If a clod be washed away by the sea,
Europe is the less,
as well as if a promontory were,
as well as if a manor of thy friend’s
or of thine own were.
Any man’s death diminishes me,
because I am involved in mankind;
and therefore never send to know for whom the bell tolls;
it tolls for thee.”
Never send to ask for whom the bell tolls. It tolls for all of us. And this lesson must, must, must dictate the way forward when this plague of our time passes. Not only are we all connected to each other, but we are also inextricably connected to the environment that supports us. Economic life is meaningless without the earth beneath our feet and the green around us and the blue above. Today, on this Earth day, we must remember to apply the lessons we are being taught: when the plague passes, live thoughtfully. Let none of us be guilty of piling plastic back on beaches empty of footprints for months.
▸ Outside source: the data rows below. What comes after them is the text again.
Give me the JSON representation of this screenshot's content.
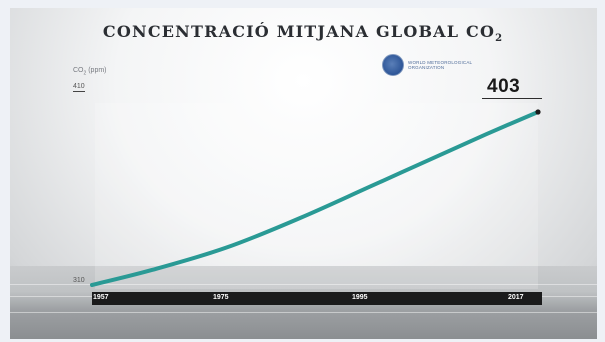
{
  "chart_data": {
    "type": "line",
    "title_main": "CONCENTRACIÓ MITJANA GLOBAL CO",
    "title_sub": "2",
    "ylabel_main": "CO",
    "ylabel_sub": "2",
    "ylabel_unit": " (ppm)",
    "ylim": [
      310,
      410
    ],
    "y_ticks": [
      "410",
      "310"
    ],
    "x_ticks": [
      "1957",
      "1975",
      "1995",
      "2017"
    ],
    "x_range": [
      1957,
      2017
    ],
    "series": [
      {
        "x": [
          1957,
          1965,
          1975,
          1985,
          1995,
          2005,
          2010,
          2017
        ],
        "values": [
          310,
          318,
          330,
          346,
          364,
          382,
          391,
          403
        ],
        "color": "#2a9a95"
      }
    ],
    "end_label": "403",
    "grid": false
  },
  "logo": {
    "text": "WORLD METEOROLOGICAL ORGANIZATION",
    "accent": "#2d5597"
  },
  "colors": {
    "line": "#2a9a95",
    "axis_bar": "#1b1b1c"
  }
}
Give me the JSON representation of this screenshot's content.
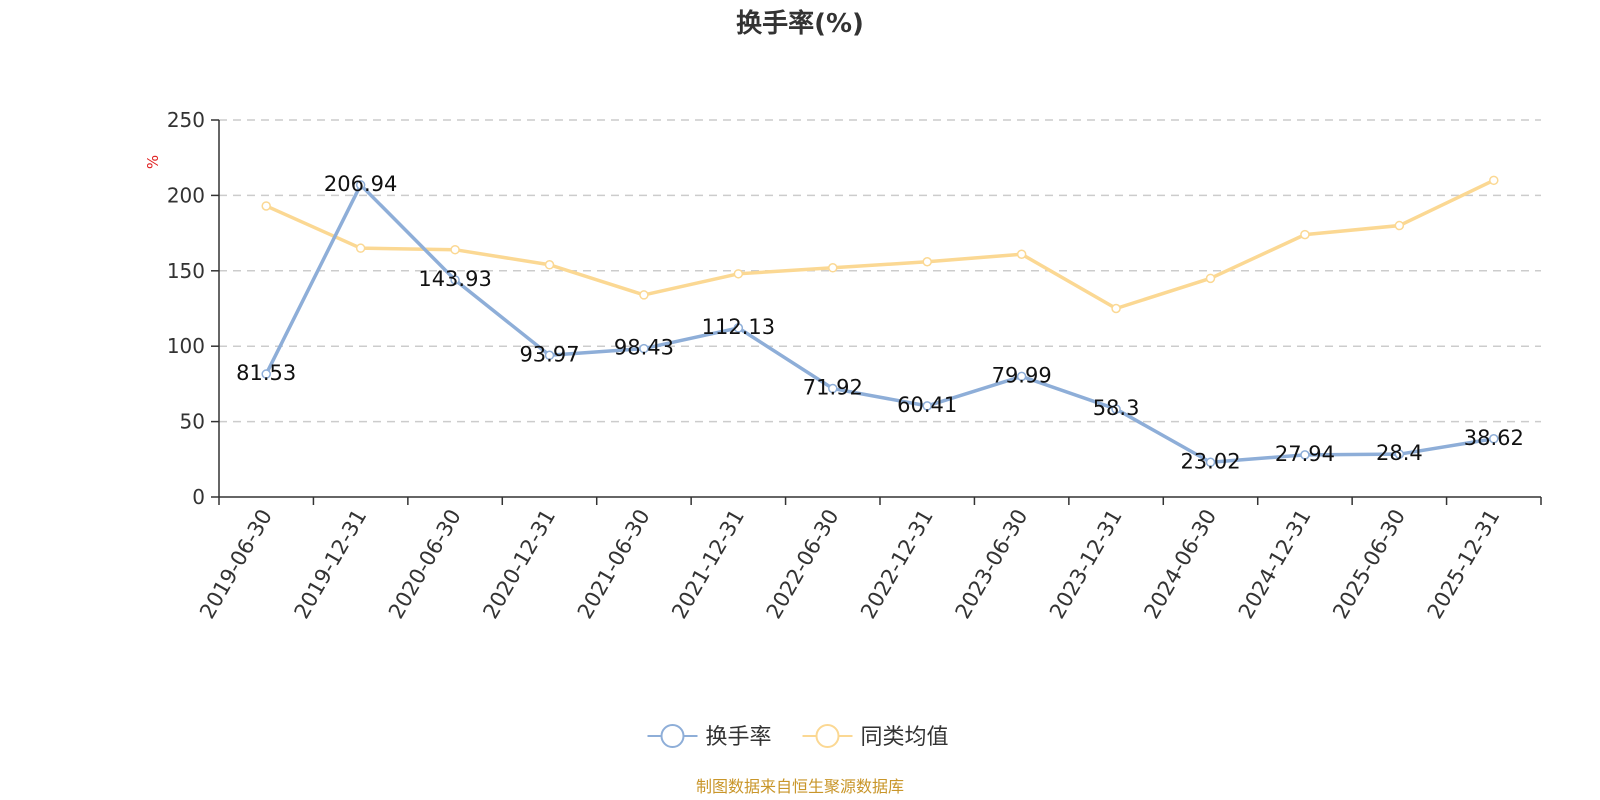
{
  "chart_data": {
    "type": "line",
    "title": "换手率(%)",
    "xlabel": "",
    "ylabel": "%",
    "ylim": [
      0,
      250
    ],
    "yticks": [
      0,
      50,
      100,
      150,
      200,
      250
    ],
    "grid": true,
    "legend_position": "bottom-center",
    "categories": [
      "2019-06-30",
      "2019-12-31",
      "2020-06-30",
      "2020-12-31",
      "2021-06-30",
      "2021-12-31",
      "2022-06-30",
      "2022-12-31",
      "2023-06-30",
      "2023-12-31",
      "2024-06-30",
      "2024-12-31",
      "2025-06-30",
      "2025-12-31"
    ],
    "series": [
      {
        "name": "换手率",
        "color": "#8eaed8",
        "show_labels": true,
        "values": [
          81.53,
          206.94,
          143.93,
          93.97,
          98.43,
          112.13,
          71.92,
          60.41,
          79.99,
          58.3,
          23.02,
          27.94,
          28.4,
          38.62
        ],
        "labels": [
          "81.53",
          "206.94",
          "143.93",
          "93.97",
          "98.43",
          "112.13",
          "71.92",
          "60.41",
          "79.99",
          "58.3",
          "23.02",
          "27.94",
          "28.4",
          "38.62"
        ]
      },
      {
        "name": "同类均值",
        "color": "#fbd893",
        "show_labels": false,
        "values": [
          193,
          165,
          164,
          154,
          134,
          148,
          152,
          156,
          161,
          125,
          145,
          174,
          180,
          210
        ]
      }
    ],
    "source": "制图数据来自恒生聚源数据库",
    "unit_color": "#e02020",
    "axis_color": "#333333",
    "grid_color": "#cccccc"
  }
}
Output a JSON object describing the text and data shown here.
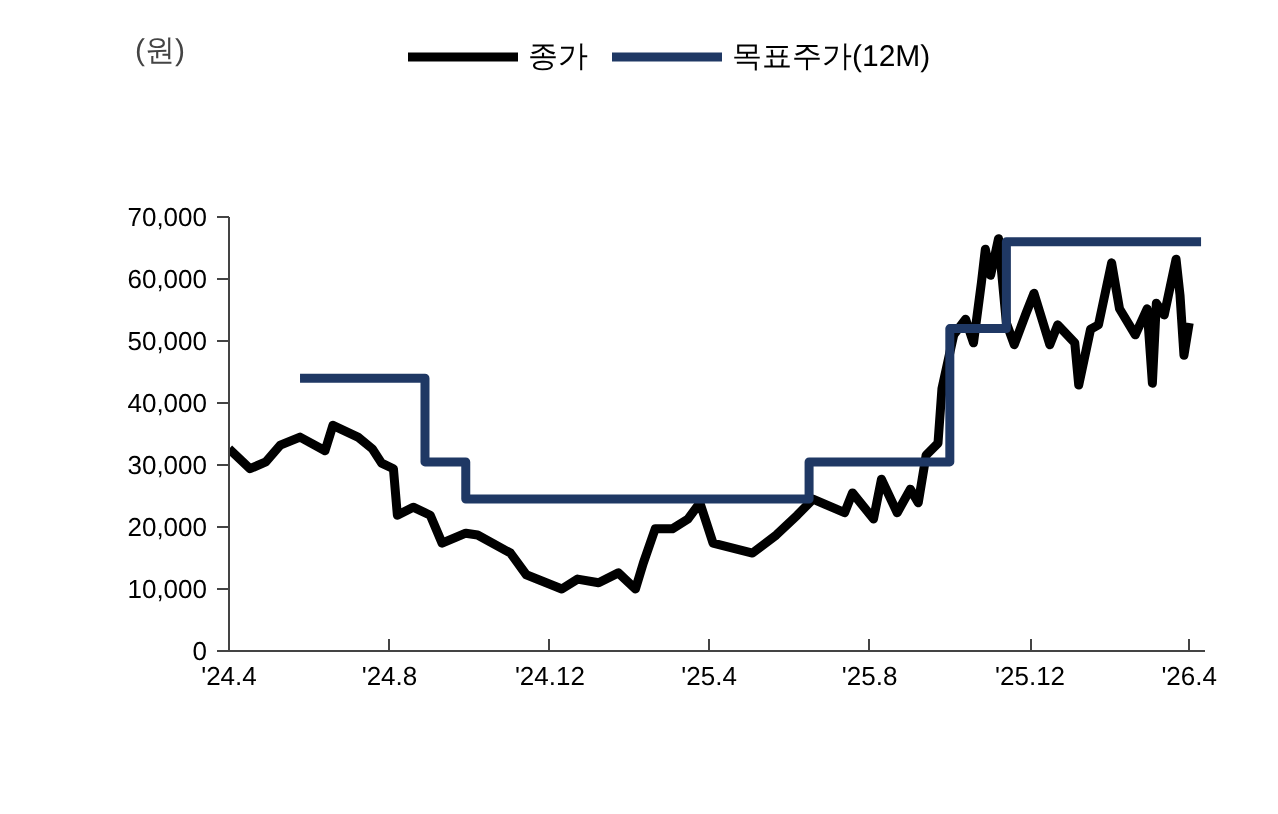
{
  "chart_data": {
    "type": "line",
    "ylabel": "(원)",
    "x": [
      "2024-04-01",
      "2024-04-17",
      "2024-04-29",
      "2024-05-10",
      "2024-05-25",
      "2024-06-13",
      "2024-06-19",
      "2024-07-08",
      "2024-07-19",
      "2024-07-26",
      "2024-08-04",
      "2024-08-07",
      "2024-08-19",
      "2024-09-01",
      "2024-09-10",
      "2024-09-28",
      "2024-10-07",
      "2024-11-01",
      "2024-11-13",
      "2024-12-10",
      "2024-12-22",
      "2025-01-07",
      "2025-01-22",
      "2025-02-04",
      "2025-02-10",
      "2025-02-19",
      "2025-03-04",
      "2025-03-16",
      "2025-03-25",
      "2025-04-04",
      "2025-05-04",
      "2025-05-22",
      "2025-06-07",
      "2025-06-19",
      "2025-07-13",
      "2025-07-19",
      "2025-08-04",
      "2025-08-10",
      "2025-08-22",
      "2025-09-01",
      "2025-09-07",
      "2025-09-13",
      "2025-09-22",
      "2025-09-25",
      "2025-10-04",
      "2025-10-13",
      "2025-10-19",
      "2025-10-25",
      "2025-10-28",
      "2025-11-01",
      "2025-11-07",
      "2025-11-13",
      "2025-11-19",
      "2025-11-28",
      "2025-12-04",
      "2025-12-16",
      "2025-12-22",
      "2026-01-04",
      "2026-01-07",
      "2026-01-16",
      "2026-01-22",
      "2026-02-01",
      "2026-02-07",
      "2026-02-19",
      "2026-02-28",
      "2026-03-04",
      "2026-03-07",
      "2026-03-13",
      "2026-03-22",
      "2026-03-25",
      "2026-03-28",
      "2026-04-01"
    ],
    "series": [
      {
        "name": "종가",
        "color": "#000000",
        "values": [
          32600,
          29400,
          30500,
          33200,
          34500,
          32300,
          36400,
          34500,
          32600,
          30300,
          29400,
          21900,
          23200,
          21900,
          17400,
          19000,
          18700,
          15800,
          12300,
          10000,
          11600,
          11000,
          12600,
          10000,
          14200,
          19700,
          19700,
          21300,
          23900,
          17400,
          15800,
          18700,
          21900,
          24500,
          22300,
          25500,
          21300,
          27700,
          22300,
          26100,
          23900,
          31600,
          33500,
          42300,
          51000,
          53500,
          49700,
          59400,
          64800,
          60600,
          66500,
          52900,
          49400,
          54500,
          57700,
          49400,
          52600,
          49700,
          42900,
          51900,
          52600,
          62600,
          55200,
          51000,
          55200,
          43200,
          56100,
          54200,
          63200,
          57400,
          47700,
          52900
        ]
      },
      {
        "name": "목표주가(12M)",
        "type": "step",
        "color": "#1f3864",
        "x": [
          "2024-05-25",
          "2024-08-28",
          "2024-09-28",
          "2025-06-16",
          "2025-10-01",
          "2025-11-13",
          "2026-04-10"
        ],
        "values": [
          44000,
          30500,
          24500,
          30500,
          52000,
          66000,
          66000
        ]
      }
    ],
    "xlim": [
      "2024-04-01",
      "2026-04-13"
    ],
    "xticks": [
      {
        "value": "2024-04",
        "label": "'24.4"
      },
      {
        "value": "2024-08",
        "label": "'24.8"
      },
      {
        "value": "2024-12",
        "label": "'24.12"
      },
      {
        "value": "2025-04",
        "label": "'25.4"
      },
      {
        "value": "2025-08",
        "label": "'25.8"
      },
      {
        "value": "2025-12",
        "label": "'25.12"
      },
      {
        "value": "2026-04",
        "label": "'26.4"
      }
    ],
    "ylim": [
      0,
      70000
    ],
    "yticks": [
      0,
      {
        "value": 10000,
        "label": "10,000"
      },
      {
        "value": 20000,
        "label": "20,000"
      },
      {
        "value": 30000,
        "label": "30,000"
      },
      {
        "value": 40000,
        "label": "40,000"
      },
      {
        "value": 50000,
        "label": "50,000"
      },
      {
        "value": 60000,
        "label": "60,000"
      },
      {
        "value": 70000,
        "label": "70,000"
      }
    ],
    "grid": false,
    "legend": "top"
  }
}
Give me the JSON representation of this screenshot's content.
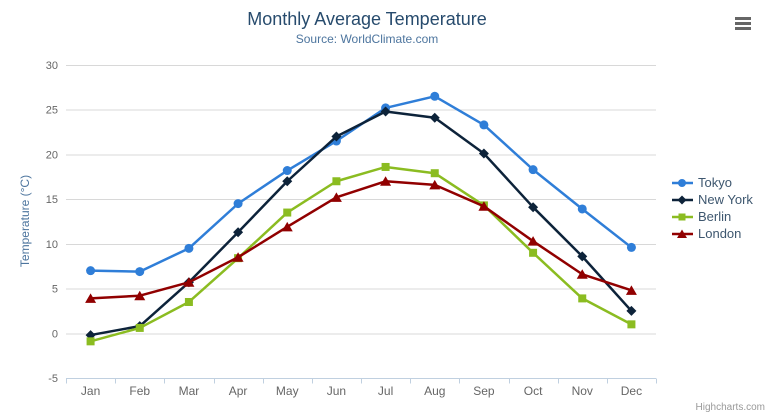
{
  "chart_data": {
    "type": "line",
    "title": "Monthly Average Temperature",
    "subtitle": "Source: WorldClimate.com",
    "categories": [
      "Jan",
      "Feb",
      "Mar",
      "Apr",
      "May",
      "Jun",
      "Jul",
      "Aug",
      "Sep",
      "Oct",
      "Nov",
      "Dec"
    ],
    "series": [
      {
        "name": "Tokyo",
        "color": "#2f7ed8",
        "marker": "circle",
        "values": [
          7.0,
          6.9,
          9.5,
          14.5,
          18.2,
          21.5,
          25.2,
          26.5,
          23.3,
          18.3,
          13.9,
          9.6
        ]
      },
      {
        "name": "New York",
        "color": "#0d233a",
        "marker": "diamond",
        "values": [
          -0.2,
          0.8,
          5.7,
          11.3,
          17.0,
          22.0,
          24.8,
          24.1,
          20.1,
          14.1,
          8.6,
          2.5
        ]
      },
      {
        "name": "Berlin",
        "color": "#8bbc21",
        "marker": "square",
        "values": [
          -0.9,
          0.6,
          3.5,
          8.4,
          13.5,
          17.0,
          18.6,
          17.9,
          14.3,
          9.0,
          3.9,
          1.0
        ]
      },
      {
        "name": "London",
        "color": "#910000",
        "marker": "triangle",
        "values": [
          3.9,
          4.2,
          5.7,
          8.5,
          11.9,
          15.2,
          17.0,
          16.6,
          14.2,
          10.3,
          6.6,
          4.8
        ]
      }
    ],
    "xlabel": "",
    "ylabel": "Temperature (°C)",
    "ylim": [
      -5,
      30
    ],
    "yticks": [
      -5,
      0,
      5,
      10,
      15,
      20,
      25,
      30
    ],
    "grid": "horizontal",
    "legend_position": "right-middle"
  },
  "colors": {
    "title": "#274b6d",
    "subtitle": "#4d759e",
    "axis_label": "#666666",
    "axis_title": "#4d759e",
    "grid": "#d8d8d8",
    "axis_line": "#c0d0e0",
    "legend_text": "#3e576f",
    "credits": "#999999"
  },
  "footer": {
    "credits": "Highcharts.com"
  },
  "menu": {
    "icon": "hamburger-icon"
  }
}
Let’s all make small gains wherever we can… Be less wasteful of our time and our resources, and more mindful of the purer values that nurture our spirits and our souls. This is the time we stop allowing wasteful materialism to fill a collective emptiness, and fill that emptiness with mindfulness of each other and our world: because the world will never be the same again, and so this is a magical opportunity to NOT go back to normal, but to go back to better.